A Florida couple is leading the charge on behalf of an estimated 100,000 homeowners whose insurance coverage was increased without their approval. By upping the coverage, the plaintiffs say, the insurance company was able to raise premiums, again without the consent of the policyholders.
The breach of contract claim goes back to state laws enacted in 2005 and 2006. In the aftermath of the 2005 hurricane season, lawmakers modified the lower limit of law and ordinance coverage that insurance companies had to provide to Florida homeowners insurance policyholders. According to the plaintiffs, the defendant insurance company may have deliberately misinterpreted the law in order to impose rate hikes without policyholders' permission.

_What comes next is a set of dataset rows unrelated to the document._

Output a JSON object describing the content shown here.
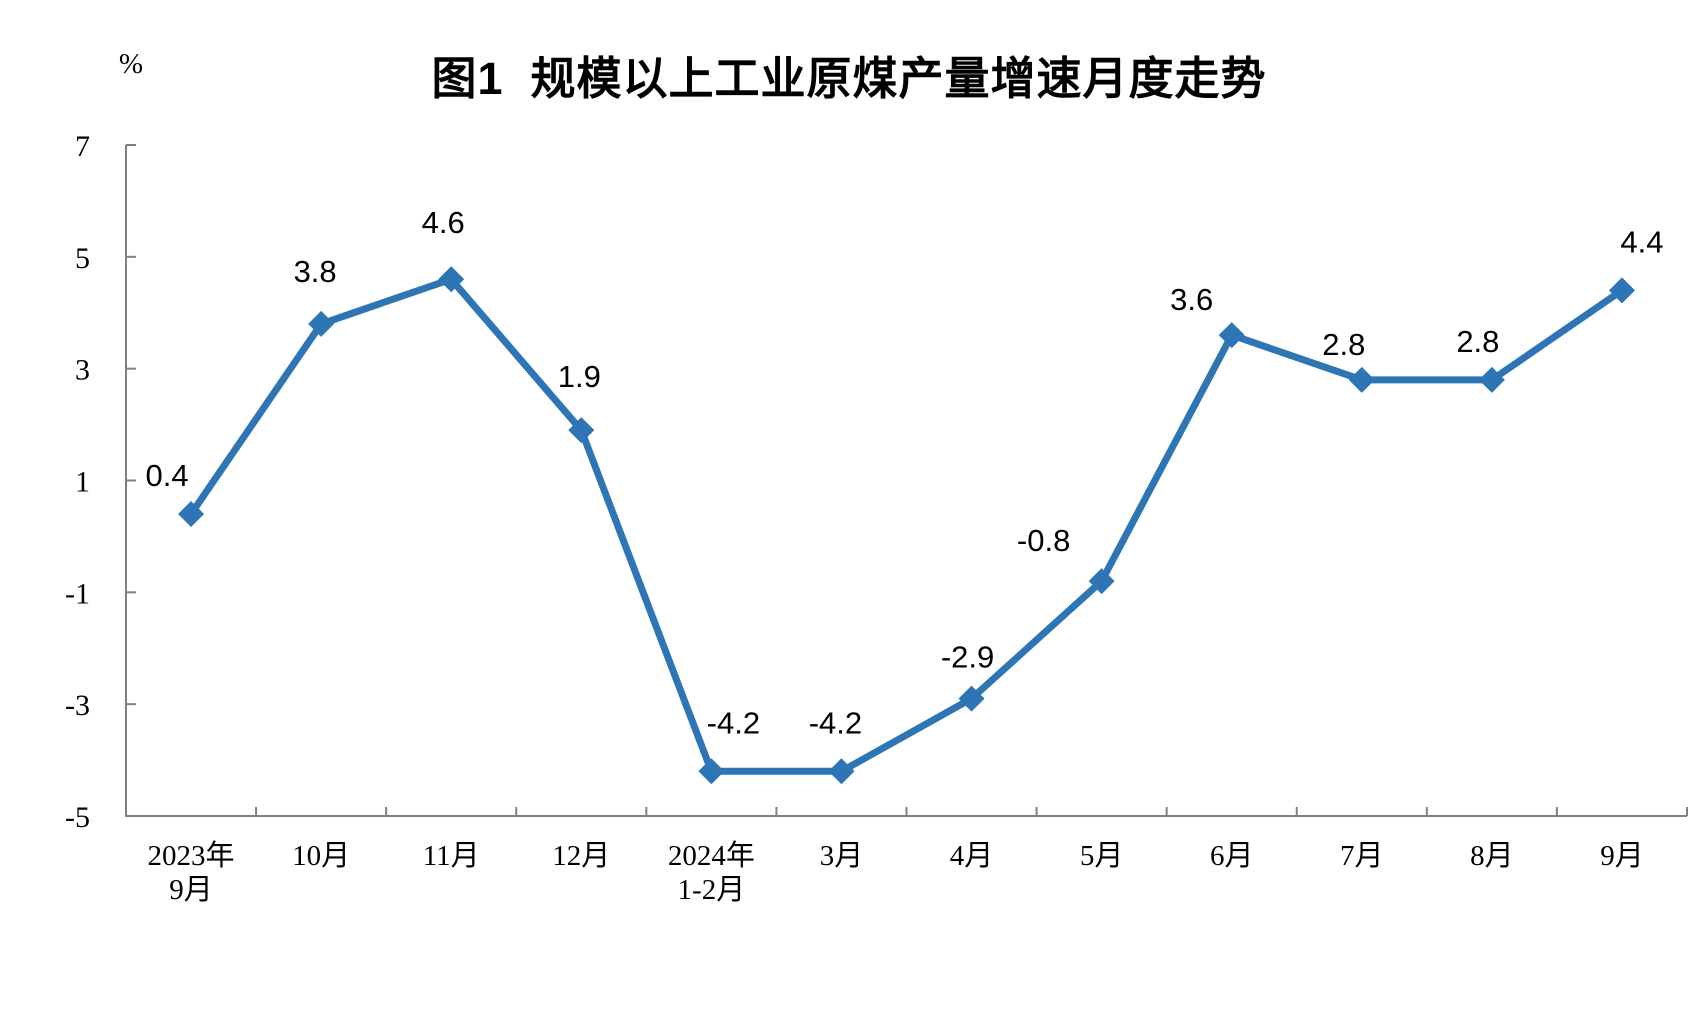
{
  "chart_data": {
    "type": "line",
    "title": "图1  规模以上工业原煤产量增速月度走势",
    "unit_label": "%",
    "categories": [
      [
        "2023年",
        "9月"
      ],
      [
        "10月"
      ],
      [
        "11月"
      ],
      [
        "12月"
      ],
      [
        "2024年",
        "1-2月"
      ],
      [
        "3月"
      ],
      [
        "4月"
      ],
      [
        "5月"
      ],
      [
        "6月"
      ],
      [
        "7月"
      ],
      [
        "8月"
      ],
      [
        "9月"
      ]
    ],
    "values": [
      0.4,
      3.8,
      4.6,
      1.9,
      -4.2,
      -4.2,
      -2.9,
      -0.8,
      3.6,
      2.8,
      2.8,
      4.4
    ],
    "data_labels": [
      "0.4",
      "3.8",
      "4.6",
      "1.9",
      "-4.2",
      "-4.2",
      "-2.9",
      "-0.8",
      "3.6",
      "2.8",
      "2.8",
      "4.4"
    ],
    "y_axis": {
      "ticks": [
        7,
        5,
        3,
        1,
        -1,
        -3,
        -5
      ],
      "min": -5,
      "max": 7
    },
    "xlabel": "",
    "ylabel": "%",
    "grid": false,
    "legend": "none",
    "marker": "diamond",
    "colors": {
      "line": "#2E75B6",
      "axis": "#808080",
      "text": "#000000",
      "background": "#FFFFFF"
    }
  }
}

In 2005, the law was amended to require that insurers offer law and ordinance coverage for at least 50 percent of the overall coverage limit on the property. In 2006, another amendment was put in place, this time allowing policyholders to reject the coverage in writing; if, however, the policyholder did not reject the coverage, the policy would provide coverage at 25 percent.
This insurer then raised homeowners' coverage to the 50 percent level and increased their premiums to pay for the increase in risk. And, they did so without any written approval from the policyholders. The move was problematic for two reasons: First, the 50 percent coverage was not required by law, and, second, the insurance policy provides that policyholders must agree to any changes in coverage in writing.